Again, it’s AI that enables the reading and mostly rapid comparison of DNA codes from end to end. 

“Obviously you don’t always need DNA [to make an identification] but with the devastating events of October 7, DNA really comes to the rescue,” he explained. 

“The challenge is that we’re looking at tiny pieces of DNA. They are tiny because many of them are degraded or burned and of very low quality. You can have an overlap of DNA, a partial DNA, or a DNA of a person that doesn’t have a reference to compare it to and then and you have to compare it to DNA from family members. So you have to apply AI tools to find or separate the multiple genomes you’re looking at.”

AI and PTSD 

“Because of the terrible events of October,” Shomron continued, “we are trying to decide if we should put more emphasis not only on identification but also taking care of future soldiers and civilians.” 

For instance, Shomron is involved in a longstanding study with Prof. Talma Hendler attempting to determine the resilience of individual soldiers and their susceptibility to post-traumatic stress disorder (PTSD). 

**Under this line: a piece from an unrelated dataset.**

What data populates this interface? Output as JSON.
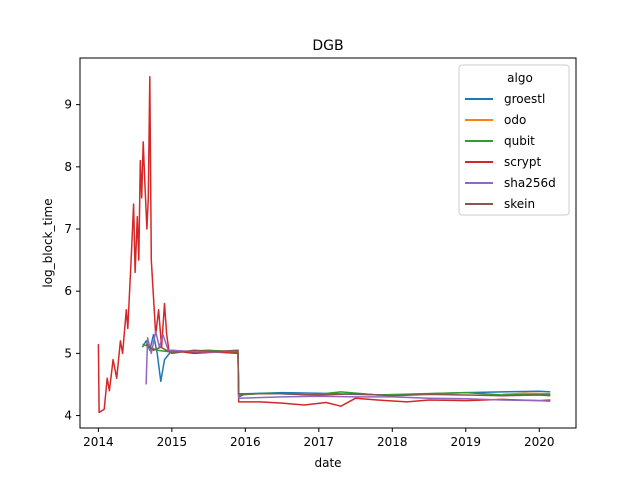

Hendler does functional MRI (fMRI) studies to see changes in the soldiers’ brains during certain activities. Shomron’s lab translates the results into molecular events. 

The eventual goal: a simple blood test to predict a soldier’s likelihood of developing PTSD so that early preventive intervention can be done.

“Another study we are carrying out is on different types of therapies. One is THC, the active ingredient in cannabis. We see that THC alleviates symptoms in mice suffering from depression or PTSD or other diseases. We are going into their brains and checking changes in mRNA to show we can affect the gene expression in the brain,” said Shomron. 

“We work to combine medicine and AI to show that we can try, with resilience, to overcome these difficult times. We really believe our concept has changed since October and we have to focus our studies more on PTSD and depression,” he said. 

“And in spite of everything, we have to keep going. This is our resilience.”